Apa tujuan sebenarnya resolusi dibuat? Menurutku, resolusi dibuat terutama di awal tahun baru untuk membuat kita lebih semangat untuk mencapainya. Biasanya orang-orang akan lebih mudah melakukan sesuatu jika dilakukan di awal waktu, dan dalam kasus ini awal waktu yang tepat menurut mereka adalah tahun baru.
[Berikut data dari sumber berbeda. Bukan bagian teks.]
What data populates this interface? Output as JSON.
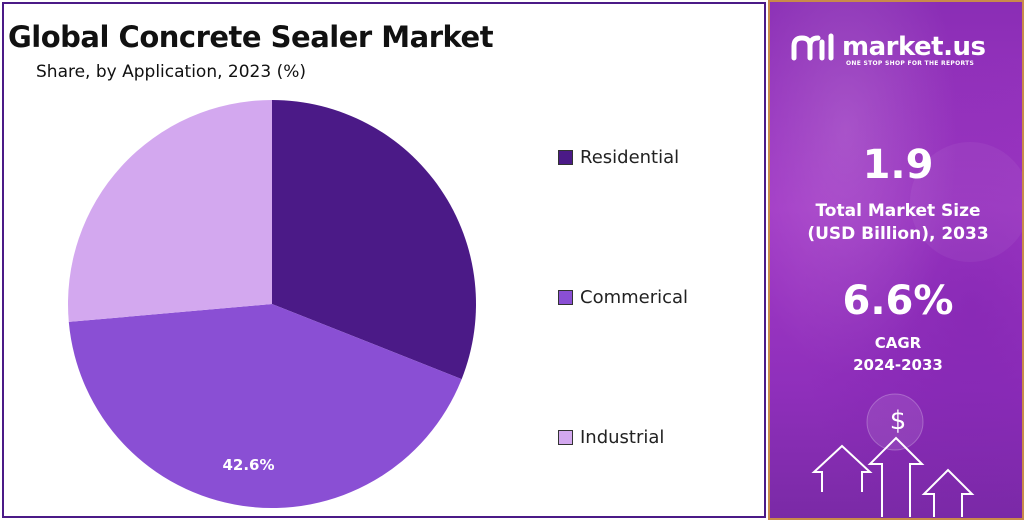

Sehingga, itulah mengapa banyak orang yang dengan semangat membuat resolusi di awal tahun baru sebagai penanda bahwa mereka ingin melakukan hal yang baru seiring dengan munculnya tahun yang baru. Namun, sayangnya banyak yang, seperti telah disebutkan di atas, membuat resolusi hanya untuk mengikuti orang lain yang memang benar-benar niat membuat resolusi. Dan pada akhirnya, resolusi hanya dijadikan ajang pamer oleh banyak orang agar disebut sebagai orang yang keren, gaul, atau terkesan pintar. Sayang sekali, bukan?

Menurutku, jika tidak berniat untuk membuat perubahan apa-apa dengan sebuah resolusi yang ngawur, lebih baik tidak usah sekalian membuat resolusi hanya untuk memenuhi gengsi. Lebih baik perbaiki diri dari sekarang. Dan jika memang benar-benar berniat, buatlah resolusi yang masuk akal dan tidak muluk-muluk agar resolusi tersebut bisa dicapai. Pun, jika ingin membuat resolusi yang lebih tinggi, upayakan agar tercapai dengan seluruh kekuatan dan doa. Jangan mudah menyerah dalam mencapai resolusi, karena resolusi adalah apa yang kamu inginkan untuk tercapai, bukan apa yang kamu ingin jadikan sebuah gengsi.

Jadi, sudah menentukan apa resolusimu untuk tahun 2015?